Shoppes at Knollwood
- Location: St. Louis Park, Minnesota
- Coordinates: 44°56′09″N 93°23′03″W﻿ / ﻿44.9359000°N 93.3841000°W
- Opening date: 1955; 70 years ago
- Management: Mid-America Real Estate
- Owner: Gateway Knollwood, LLC
- No. of stores and services: 45
- No. of anchor tenants: 2
- Total retail floor area: 460,000 square feet (42,735.4 m^{2})
- No. of floors: 1 w/partial basement
- Parking: 3,500
- Public transit access: Metro Transit
- Website: www.shoppesatknollwood.com

= Shoppes at Knollwood =

The Shoppes at Knollwood, previously known as Knollwood Mall, is a regional shopping mall located along Minnesota State Highway 7 in St. Louis Park, Minnesota owned by Gateway Knollwood, LLC and managed by Mid-America Real Estate. Major stores at the mall include Kohl's, TJ Maxx, Old Navy, Nordstrom Rack, and DSW Shoe Warehouse.

==History==
Knollwood Mall opened in 1955 as an open-air strip mall called Knollwood Plaza. It featured a Powers Dry Goods store, Woolworth, JCPenney, and Red Owl Grocery Store. The center was enclosed in 1980 and Montgomery Ward added to the eastern side.
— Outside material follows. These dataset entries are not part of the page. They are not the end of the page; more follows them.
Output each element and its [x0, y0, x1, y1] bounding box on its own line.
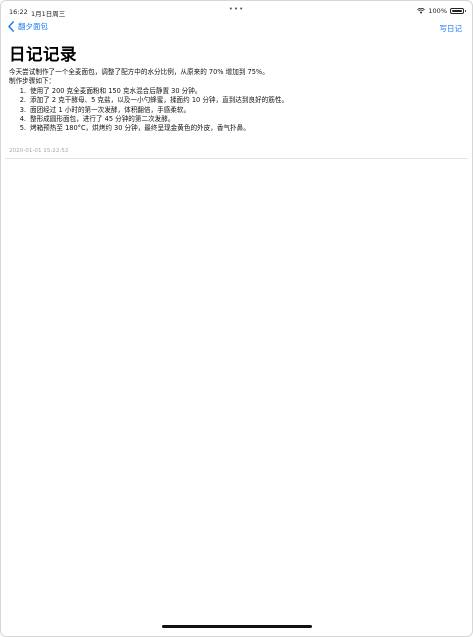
- battery-level: [452, 10, 462, 12]
- entry-timestamp: 2020-01-01 15:22:52: [9, 148, 69, 154]
- back-button[interactable]: 翻夕面包: [7, 21, 48, 32]
- write-diary-button[interactable]: 写日记: [440, 23, 463, 34]
- step-number: 1.: [19, 86, 26, 95]
- entry-intro: 今天尝试制作了一个全麦面包，调整了配方中的水分比例，从原来的 70% 增加到 7…: [9, 68, 269, 76]
- wifi-icon: [417, 8, 426, 14]
- page-title: 日记记录: [9, 45, 77, 64]
- step-number: 2.: [19, 96, 26, 105]
- app-window: 16:22 1月1日周三 ••• 100% 翻夕面包 写日记 日记记录 今天尝试…: [0, 0, 473, 637]
- home-indicator[interactable]: [161, 625, 312, 628]
- status-time: 16:22: [9, 8, 28, 16]
- step-text: 添加了 2 克干酵母、5 克盐，以及一小勺蜂蜜，揉面约 10 分钟，直到达到良好…: [30, 96, 289, 105]
- back-button-label: 翻夕面包: [18, 22, 48, 31]
- entry-divider: [5, 158, 468, 159]
- navigation-bar: 翻夕面包 写日记: [1, 21, 472, 37]
- step-number: 5.: [19, 124, 26, 133]
- list-item: 1. 使用了 200 克全麦面粉和 150 克水混合后静置 30 分钟。: [9, 87, 464, 96]
- step-text: 烤箱预热至 180°C，烘烤约 30 分钟，最终呈现金黄色的外皮，香气扑鼻。: [30, 124, 250, 133]
- step-number: 4.: [19, 115, 26, 124]
- step-number: 3.: [19, 105, 26, 114]
- battery-percent: 100%: [428, 7, 447, 15]
- status-right: 100%: [417, 7, 466, 15]
- list-item: 3. 面团经过 1 小时的第一次发酵，体积翻倍，手感柔软。: [9, 106, 464, 115]
- entry-steps-heading: 制作步骤如下：: [9, 77, 56, 86]
- step-text: 使用了 200 克全麦面粉和 150 克水混合后静置 30 分钟。: [30, 86, 202, 95]
- battery-icon: [450, 8, 466, 14]
- multitasking-dots-icon[interactable]: •••: [229, 5, 244, 13]
- chevron-left-icon: [8, 21, 15, 32]
- status-date: 1月1日周三: [31, 10, 66, 18]
- list-item: 2. 添加了 2 克干酵母、5 克盐，以及一小勺蜂蜜，揉面约 10 分钟，直到达…: [9, 96, 464, 105]
- diary-entry[interactable]: 今天尝试制作了一个全麦面包，调整了配方中的水分比例，从原来的 70% 增加到 7…: [9, 68, 464, 134]
- entry-steps-list: 1. 使用了 200 克全麦面粉和 150 克水混合后静置 30 分钟。 2. …: [9, 87, 464, 134]
- list-item: 5. 烤箱预热至 180°C，烘烤约 30 分钟，最终呈现金黄色的外皮，香气扑鼻…: [9, 124, 464, 133]
- status-bar: 16:22 1月1日周三 ••• 100%: [1, 1, 472, 19]
- step-text: 面团经过 1 小时的第一次发酵，体积翻倍，手感柔软。: [30, 105, 191, 114]
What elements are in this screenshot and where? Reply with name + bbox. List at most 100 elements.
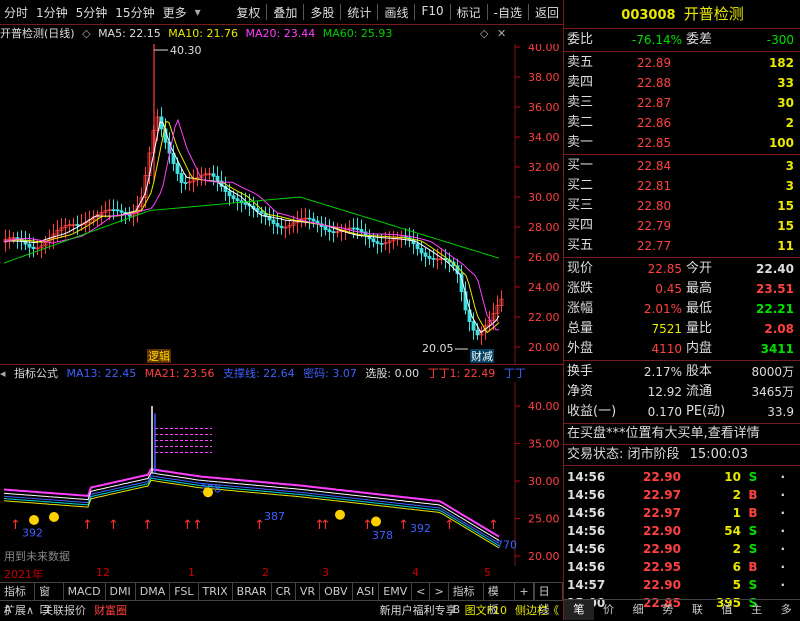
- notice-bar[interactable]: 在买盘***位置有大买单,查看详情: [564, 424, 800, 445]
- tab-indicator-a[interactable]: 指标A: [0, 583, 36, 616]
- sell-row[interactable]: 卖一 22.85 100: [564, 133, 800, 153]
- tab-indicator-b[interactable]: 指标B: [449, 583, 484, 616]
- promo-link[interactable]: 新用户福利专享: [376, 601, 461, 621]
- tab-fsl[interactable]: FSL: [170, 583, 199, 601]
- chevron-down-icon[interactable]: ▾: [191, 5, 205, 19]
- tab-trades[interactable]: 笔: [564, 600, 594, 620]
- tick-side: S: [748, 470, 758, 484]
- tab-brar[interactable]: BRAR: [233, 583, 272, 601]
- tab-trend[interactable]: 势: [653, 600, 683, 620]
- buy-level-label: 买二: [567, 178, 594, 193]
- kline-chart[interactable]: 40.00 38.00 36.00 34.00 32.00 30.00 28.00 26.00…: [0, 44, 563, 364]
- tab-dma[interactable]: DMA: [136, 583, 171, 601]
- candle-body: [271, 219, 276, 224]
- sell-row[interactable]: 卖二 22.86 2: [564, 113, 800, 133]
- ma60-label: MA60: 25.93: [322, 27, 393, 40]
- tab-multi[interactable]: 多: [771, 600, 800, 620]
- stats-label: 换手: [567, 364, 594, 379]
- tab-template[interactable]: 模 板: [484, 583, 516, 616]
- tab-1min[interactable]: 1分钟: [32, 4, 72, 21]
- indicator-name[interactable]: 指标公式: [14, 367, 58, 380]
- tab-emv[interactable]: EMV: [379, 583, 413, 601]
- ind-tick-label: 20.00: [528, 550, 560, 563]
- ma5-label: MA5: 22.15: [98, 27, 161, 40]
- stats-label: 净资: [567, 384, 594, 399]
- tick-list: 14:56 22.90 10 S · 14:56 22.97 2 B · 14:56 22.97 1…: [564, 466, 800, 612]
- quote-label: 今开: [686, 261, 713, 276]
- candle-body: [323, 226, 328, 231]
- stock-stats: 换手 2.17% 股本 8000万 净资 12.92 流通 3465万 收益(一) 0.170…: [564, 361, 800, 424]
- back-button[interactable]: 返回: [531, 4, 563, 21]
- settings-icon[interactable]: ◇: [82, 27, 90, 40]
- candle-body: [359, 229, 364, 233]
- mark-button[interactable]: 标记: [453, 4, 485, 21]
- tab-vr[interactable]: VR: [296, 583, 321, 601]
- chart-diamond-icon[interactable]: ◇: [480, 27, 488, 40]
- candle-body: [427, 255, 432, 259]
- f10-button[interactable]: F10: [417, 4, 447, 21]
- pane-divider[interactable]: [0, 364, 563, 365]
- buy-volume: 3: [785, 179, 794, 193]
- tab-price[interactable]: 价: [594, 600, 624, 620]
- tab-asi[interactable]: ASI: [353, 583, 380, 601]
- quote-label: 总量: [567, 321, 594, 336]
- buy-arrow-icon: ↑: [10, 518, 21, 533]
- tab-cr[interactable]: CR: [272, 583, 296, 601]
- remove-watchlist-button[interactable]: -自选: [490, 4, 526, 21]
- candle-body: [327, 229, 332, 233]
- tab-expand[interactable]: 扩展∧: [0, 601, 38, 621]
- tab-main[interactable]: 主: [742, 600, 772, 620]
- signal-value-label: 378: [372, 529, 393, 542]
- sell-row[interactable]: 卖五 22.89 182: [564, 53, 800, 73]
- indicator-chart[interactable]: 40.0035.0030.0025.0020.00 ↑ ↑ ↑ ↑ ↑ ↑ ↑ ↑↑ ↑ ↑ ↑ ↑3…: [0, 382, 563, 566]
- ma10-label: MA10: 21.76: [168, 27, 238, 40]
- divider: [486, 3, 488, 20]
- tick-dot: ·: [780, 524, 785, 538]
- draw-line-button[interactable]: 画线: [380, 4, 412, 21]
- sell-row[interactable]: 卖四 22.88 33: [564, 73, 800, 93]
- tick-dot: ·: [780, 578, 785, 592]
- chart-close-icon[interactable]: ✕: [497, 27, 506, 40]
- kline-ma-lines: [3, 118, 500, 334]
- multi-stock-button[interactable]: 多股: [306, 4, 338, 21]
- tab-dmi[interactable]: DMI: [106, 583, 136, 601]
- sell-level-label: 卖三: [567, 95, 594, 110]
- tab-f10-graphic[interactable]: 图文F10: [461, 601, 511, 621]
- add-tab-button[interactable]: +: [515, 583, 534, 601]
- tab-value[interactable]: 值: [712, 600, 742, 620]
- sidebar-toggle[interactable]: 侧边栏《: [511, 601, 563, 621]
- sell-row[interactable]: 卖三 22.87 30: [564, 93, 800, 113]
- candle-body: [115, 209, 120, 212]
- tab-5min[interactable]: 5分钟: [72, 4, 112, 21]
- tick-dot: ·: [780, 506, 785, 520]
- tab-daily[interactable]: 日线: [533, 583, 564, 616]
- buy-row[interactable]: 买三 22.80 15: [564, 196, 800, 216]
- buy-level-label: 买四: [567, 218, 594, 233]
- buy-row[interactable]: 买五 22.77 11: [564, 236, 800, 256]
- fuquan-button[interactable]: 复权: [232, 4, 264, 21]
- tab-wealth-circle[interactable]: 财富圈: [90, 601, 131, 621]
- tab-timeshare[interactable]: 分时: [0, 4, 32, 21]
- tab-15min[interactable]: 15分钟: [111, 4, 158, 21]
- tab-obv[interactable]: OBV: [320, 583, 353, 601]
- overlay-button[interactable]: 叠加: [269, 4, 301, 21]
- period-toolbar: 分时 1分钟 5分钟 15分钟 更多 ▾ 复权 叠加 多股 统计 画线 F10 …: [0, 0, 563, 25]
- tab-detail[interactable]: 细: [623, 600, 653, 620]
- tab-macd[interactable]: MACD: [64, 583, 106, 601]
- tab-trix[interactable]: TRIX: [199, 583, 233, 601]
- buy-row[interactable]: 买四 22.79 15: [564, 216, 800, 236]
- price-tick-label: 32.00: [528, 161, 560, 174]
- buy-row[interactable]: 买二 22.81 3: [564, 176, 800, 196]
- tab-linked[interactable]: 联: [683, 600, 713, 620]
- stats-button[interactable]: 统计: [343, 4, 375, 21]
- tab-more[interactable]: 更多: [159, 4, 191, 21]
- sell-volume: 100: [768, 136, 794, 150]
- collapse-icon[interactable]: ◂: [0, 367, 6, 380]
- tab-window[interactable]: 窗口: [35, 583, 64, 616]
- scroll-left-button[interactable]: <: [412, 583, 431, 601]
- tab-related-quote[interactable]: 关联报价: [38, 601, 90, 621]
- notice-text[interactable]: 在买盘***位置有大买单,查看详情: [567, 426, 760, 441]
- scroll-right-button[interactable]: >: [430, 583, 449, 601]
- weicha-label: 委差: [686, 32, 713, 47]
- buy-row[interactable]: 买一 22.84 3: [564, 156, 800, 176]
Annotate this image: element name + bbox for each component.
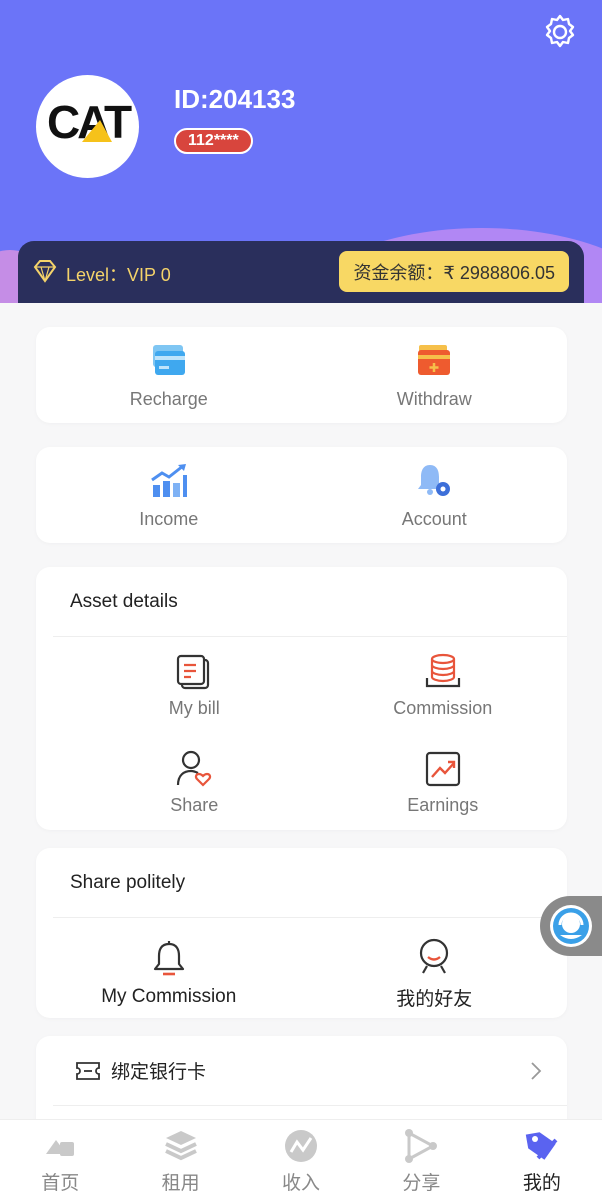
coins-icon: [425, 653, 460, 688]
tab-income[interactable]: 收入: [241, 1120, 361, 1197]
share-politely-card: Share politely My Commission 我的好友: [36, 848, 567, 1018]
income-button[interactable]: Income: [36, 447, 302, 543]
withdraw-button[interactable]: Withdraw: [302, 327, 568, 423]
asset-details-card: Asset details My bill Commission Share E…: [36, 567, 567, 830]
user-id: ID:204133: [174, 84, 296, 114]
share-politely-title: Share politely: [53, 848, 567, 918]
bind-bank-card-label: 绑定银行卡: [111, 1062, 207, 1083]
profile-header: CAT ID:204133 112**** Level：VIP 0 资金余额：₹…: [0, 0, 602, 303]
friend-icon: [420, 938, 449, 974]
trend-icon: [425, 751, 460, 787]
bottom-tab-bar: 首页 租用 收入 分享 我的: [0, 1119, 602, 1197]
cat-logo-icon: CAT: [46, 96, 134, 148]
phone-badge: 112****: [174, 128, 253, 154]
bill-icon: [177, 654, 210, 690]
tab-mine[interactable]: 我的: [482, 1120, 602, 1197]
customer-service-button[interactable]: [540, 896, 602, 956]
chevron-right-icon: [531, 1061, 542, 1080]
support-agent-icon: [553, 908, 589, 944]
account-button[interactable]: Account: [302, 447, 568, 543]
bell-gear-icon: [418, 464, 451, 496]
layers-icon: [164, 1131, 197, 1161]
vip-level: Level：VIP 0: [66, 265, 171, 285]
level-bar: Level：VIP 0 资金余额：₹ 2988806.05: [18, 241, 584, 303]
bind-bank-card-row[interactable]: 绑定银行卡: [53, 1036, 567, 1106]
chart-icon: [150, 463, 187, 497]
tab-share[interactable]: 分享: [361, 1120, 481, 1197]
settings-gear-icon[interactable]: [540, 12, 580, 52]
card-icon: [152, 344, 185, 375]
asset-details-title: Asset details: [53, 567, 567, 637]
tag-icon: [525, 1132, 558, 1160]
balance-badge: 资金余额：₹ 2988806.05: [339, 251, 569, 292]
tab-rent[interactable]: 租用: [120, 1120, 240, 1197]
recharge-button[interactable]: Recharge: [36, 327, 302, 423]
income-icon: [285, 1130, 318, 1162]
my-friends-button[interactable]: 我的好友: [302, 918, 568, 1028]
bell-icon: [153, 941, 184, 976]
share-button[interactable]: Share: [70, 734, 319, 831]
commission-button[interactable]: Commission: [319, 637, 568, 734]
diamond-icon: [33, 260, 57, 283]
wallet-icon: [418, 344, 451, 375]
home-icon: [46, 1140, 75, 1156]
user-heart-icon: [177, 750, 212, 787]
my-commission-button[interactable]: My Commission: [36, 918, 302, 1028]
my-bill-button[interactable]: My bill: [70, 637, 319, 734]
tab-home[interactable]: 首页: [0, 1120, 120, 1197]
actions-card-1: Recharge Withdraw: [36, 327, 567, 423]
avatar[interactable]: CAT: [36, 75, 139, 178]
earnings-button[interactable]: Earnings: [319, 734, 568, 831]
share-icon: [405, 1129, 438, 1163]
actions-card-2: Income Account: [36, 447, 567, 543]
ticket-icon: [76, 1061, 100, 1080]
Powers became Donaldson's and then Carson Pirie Scott. In 1994, the Carson's store closed and was torn down for a Kohl's. Montgomery Ward closed its store in the mall in 1998, and one year later, Cub Foods opened in its place.

The eastern wing of the mall was vacated in 1999 for a movie theater multiplex which never opened. Five years later, TJ Maxx relocated from an existing store within the mall to the east wing, opening a combination TJ Maxx/HomeGoods store in its place. JCPenney closed in 2000.

In 2014, plans were announced to remove the remaining portion of enclosed mall between Kohl's and TJ Maxx/HomeGoods. The center added a Nordstrom Rack store and renamed itself the "Shoppes at Knollwood" for its May 2015 grand re-opening.

In March, 2025, it was announced that Kohl's would be closing, and the mall itself was for sale.